"أحضرنا" - Traduction Arabe en Turc

    • aldık
        
    • getirdi
        
    • ayarladık
        
    • getiren
        
    • getirmiş
        
    • getirdim
        
    • getirttik
        
    • getirirsek
        
    • getirmiştik
        
    • getirdiğimiz
        
    • tuttuk
        
    • bulduk
        
    • geldik
        
    • götürdük
        
    • almıştık
        
    Dün gece sorgulama için bir arkadaşını aldık ve şimdi ortadan kayboldu. Open Subtitles لقد أحضرنا أحد أصدقائك لاستجوابه الليلة الماضية و لكن يبدو أنه اختفى
    Hayır, göze çarpan şeyleri aldık, diğerlerini Philadelphia Polis Departmanının incelemesine bıraktık. Open Subtitles لا.لقد أحضرنا الأمور البارزة و جعلنا شرطة فيلادلفيا تعاين الباقي في الموقع
    Ayrıca, sana, deli hizmetçi kostümü aldık ve ahbaplar halka karışıyor. Open Subtitles بالإضافة إلى أنّنا أحضرنا لكِ زيّ الخادمة اللعين والفتيان يقدّرون الخادمات
    Sence cemiyet bizi buraya neden getirdi? Öldürmek için mi? Open Subtitles ماذا ، أتعتقدين أن النادي النسائي أحضرنا إلي هنا لقتلنا؟
    Üzgünüm dostum ama sana şilte ayarladık. Open Subtitles آسف يا صاح، لكننا أحضرنا لك مرتبة.
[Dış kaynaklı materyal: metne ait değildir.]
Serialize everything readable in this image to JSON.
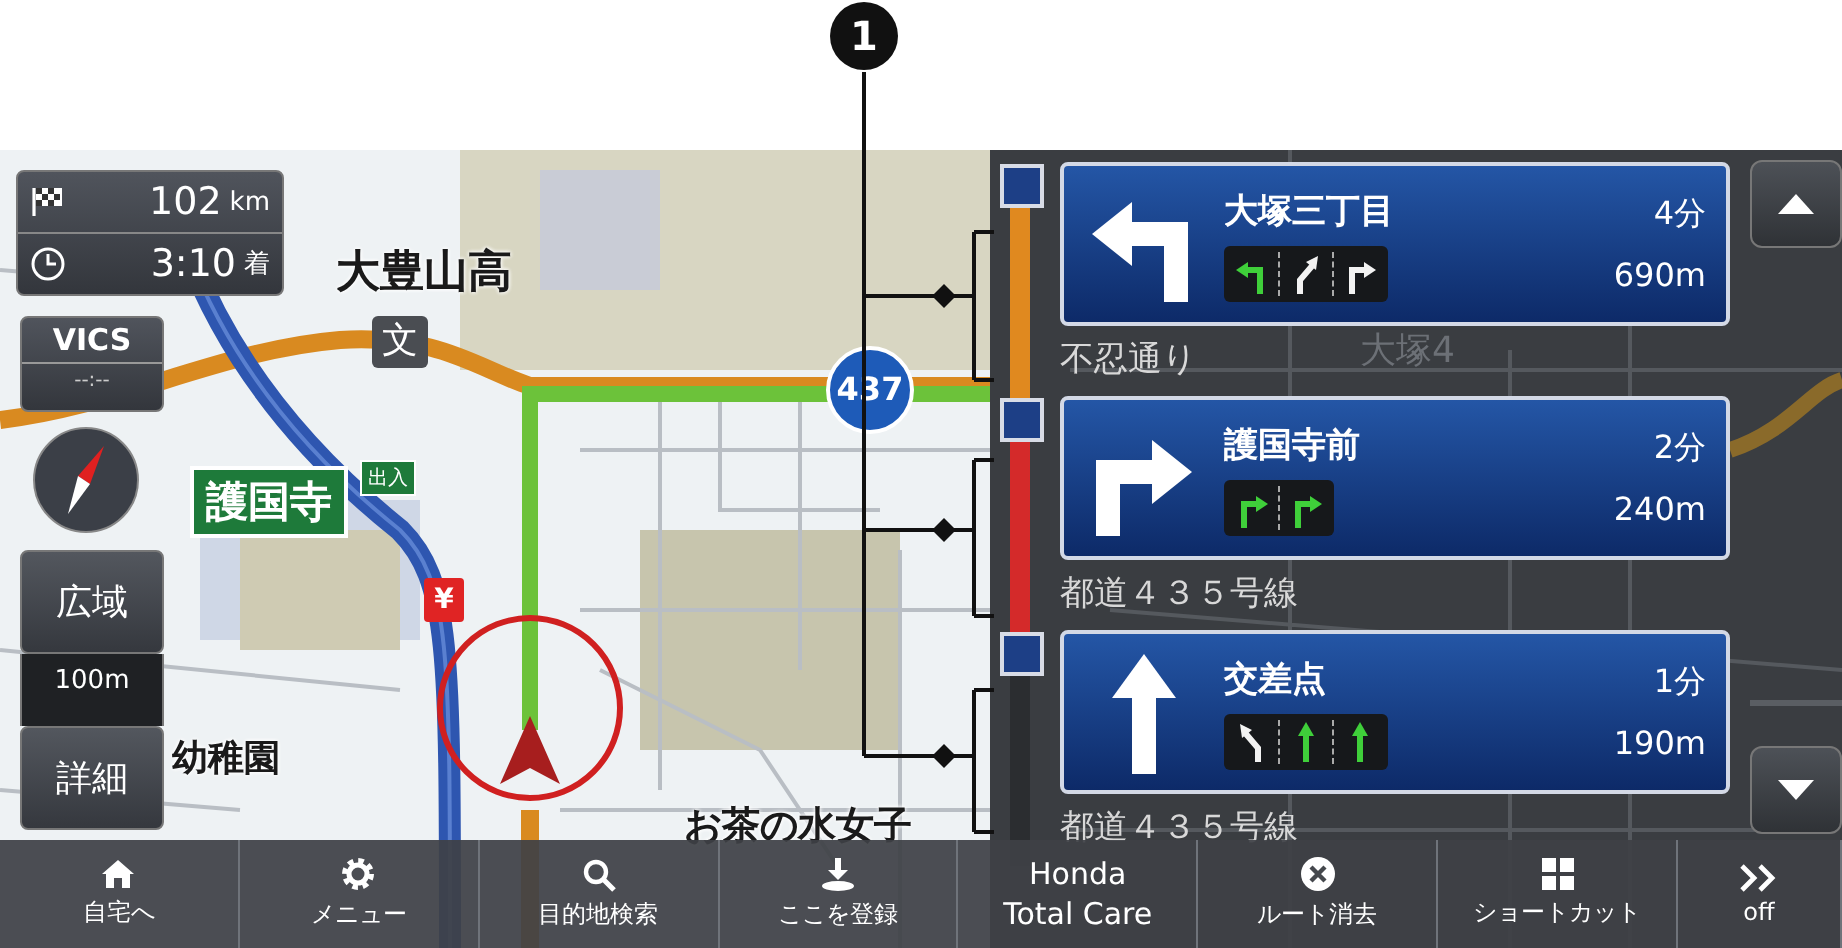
{
  "callout": {
    "number": "1"
  },
  "trip": {
    "distance": "102",
    "distance_unit": "km",
    "arrival": "3:10",
    "arrival_suffix": "着"
  },
  "vics": {
    "label": "VICS",
    "time": "--:--"
  },
  "zoom": {
    "wide": "広域",
    "scale": "100m",
    "detail": "詳細"
  },
  "map_labels": [
    {
      "kind": "place",
      "text": "大豊山高"
    },
    {
      "kind": "symbol",
      "text": "文"
    },
    {
      "kind": "route",
      "text": "437"
    },
    {
      "kind": "exit-sign",
      "text": "護国寺"
    },
    {
      "kind": "exit-tag",
      "text": "出入"
    },
    {
      "kind": "toll",
      "text": "¥"
    },
    {
      "kind": "place",
      "text": "幼稚園"
    },
    {
      "kind": "place",
      "text": "お茶の水女子"
    },
    {
      "kind": "dark-place",
      "text": "大塚4"
    }
  ],
  "guides": [
    {
      "kind": "left",
      "name": "大塚三丁目",
      "time": "4分",
      "distance": "690m",
      "road": "不忍通り",
      "color": "#e0891f",
      "lanes": [
        {
          "kind": "left",
          "highlighted": true
        },
        {
          "kind": "bear-right",
          "highlighted": false
        },
        {
          "kind": "right",
          "highlighted": false
        }
      ]
    },
    {
      "kind": "right",
      "name": "護国寺前",
      "time": "2分",
      "distance": "240m",
      "road": "都道４３５号線",
      "color": "#d42a2a",
      "lanes": [
        {
          "kind": "right",
          "highlighted": true
        },
        {
          "kind": "right",
          "highlighted": true
        }
      ]
    },
    {
      "kind": "straight",
      "name": "交差点",
      "time": "1分",
      "distance": "190m",
      "road": "都道４３５号線",
      "color": "#2b2d30",
      "lanes": [
        {
          "kind": "bear-left",
          "highlighted": false
        },
        {
          "kind": "straight",
          "highlighted": true
        },
        {
          "kind": "straight",
          "highlighted": true
        }
      ]
    }
  ],
  "bottom_bar": [
    {
      "kind": "home",
      "lines": [
        "自宅へ"
      ]
    },
    {
      "kind": "gear",
      "lines": [
        "メニュー"
      ]
    },
    {
      "kind": "search",
      "lines": [
        "目的地検索"
      ]
    },
    {
      "kind": "register",
      "lines": [
        "ここを登録"
      ]
    },
    {
      "kind": "text",
      "lines": [
        "Honda",
        "Total Care"
      ]
    },
    {
      "kind": "close",
      "lines": [
        "ルート消去"
      ]
    },
    {
      "kind": "grid",
      "lines": [
        "ショートカット"
      ]
    },
    {
      "kind": "more",
      "lines": [
        "off"
      ]
    }
  ]
}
    Size en sevdiğimiz kitaplardan bir tanesini aldık. Open Subtitles إليكما هذا، لقد أحضرنا لكما أحد كتبنا المفضلة
    Abi biz aldık parasını tık ödedik abi. Aldığımız verdiğimiz belli. Aşk olsun abi. Open Subtitles لقد أحضرنا إليك كل الأموال التي حصلنا عليها بكل صدق يا أخي
    Şimdi bir eczanedeydik sana da küçük bir hediye aldık. Open Subtitles نحن كنّا في الصيدلية لذا أحضرنا لك هدية صغيرة.
    Şimdi bir eczanedeydik sana da küçük bir hediye aldık. Open Subtitles نحن كنّا في الصيدلية لذا أحضرنا لك هدية صغيرة.
    Bizi hasta ettiğiniz için öç aldık. Bir orospu tutup diş fırçalarınızı kullandırttık. Open Subtitles ، انتقمنا منكم لأنكم تسبّبتم لنا بالمرض أحضرنا عاهرة واستخدمت فرشاة أسنانكم وإلى آخره
    Ne tür sevdiğini bilmiyorduk, biz de hepsinden aldık. Open Subtitles نعم, نحن لم نعرف النوع الذي تفضله لذا أحضرنا كل شيء
    Bizi buraya, benim sihirli halım getirdi. Kâhinlerin sakalları adına, en nadidesi bu. Open Subtitles أن بساطى السحرى هو الذى أحضرنا إلى هنا أقسم بلحية النبى ، هو الأندر
    Thor insanlarımızı buraya getirdi , bunu bizi güvende tutmak için yaptı. Open Subtitles ثور أحضرنا الى هنا وصنع هذه ليجعلنا آمنين
    Saçla birlikte gelen bit de bizi sana getirdi. Open Subtitles الشعرة الشاردة تركت خلفها قمل و هذا ما أحضرنا إليكم
    - Ona tuzak kurdun. - En iyi antrenörü ayarladık onun için. Open Subtitles ـ لقد أوقعت به ـ أحضرنا له أفضل مدرب
    Frank, buraya bizi getiren zaten akıntıydı. Open Subtitles فرانك, التيار هو الذي أحضرنا الى هنا في المقام الأول
    Buraya hepimizi öldürmek için getirmiş olmalı! Open Subtitles حتماً أحضرنا هنا لقتلنا جميعاً
    Yanında sizin tanıyacağınızı bildiğim kıyafetlerinden getirdim. Bu herkes için tatmin edici olacak. Open Subtitles لقد تأكدنا من هذا و أحضرنا مجموعة ملابس ستعرفونها فوراً
    Önce paniğe kapıldık ve fazladan ısıtıcı getirttik. Open Subtitles أولاً, ذعرنا و أحضرنا المزيد من السخانات
    Çok fazla adam getirirsek Danvers şüphelenmeye başlar. Open Subtitles سوف تصبح دانفرس المشبوهة إذا أحضرنا الكثير من الرجال
    Daha önce gelecekten hava getirmiştik. TED في مثالنا السابق، أحضرنا هواءً من المستقبل
    Onları taşımak için ufak bir uçak getirdiğimiz iyi olmuş. Open Subtitles أجل، شيء جيد أننا أحضرنا طائرة صغيرة لحملهم
    Kendini taşıyamıyordu, bana duşlarda yardımcı olması için birini tuttuk. TED لم أكن قادرة على مساعدتها لوحدي، لذلك أحضرنا معاونًا كي يساعدني في استحمامها.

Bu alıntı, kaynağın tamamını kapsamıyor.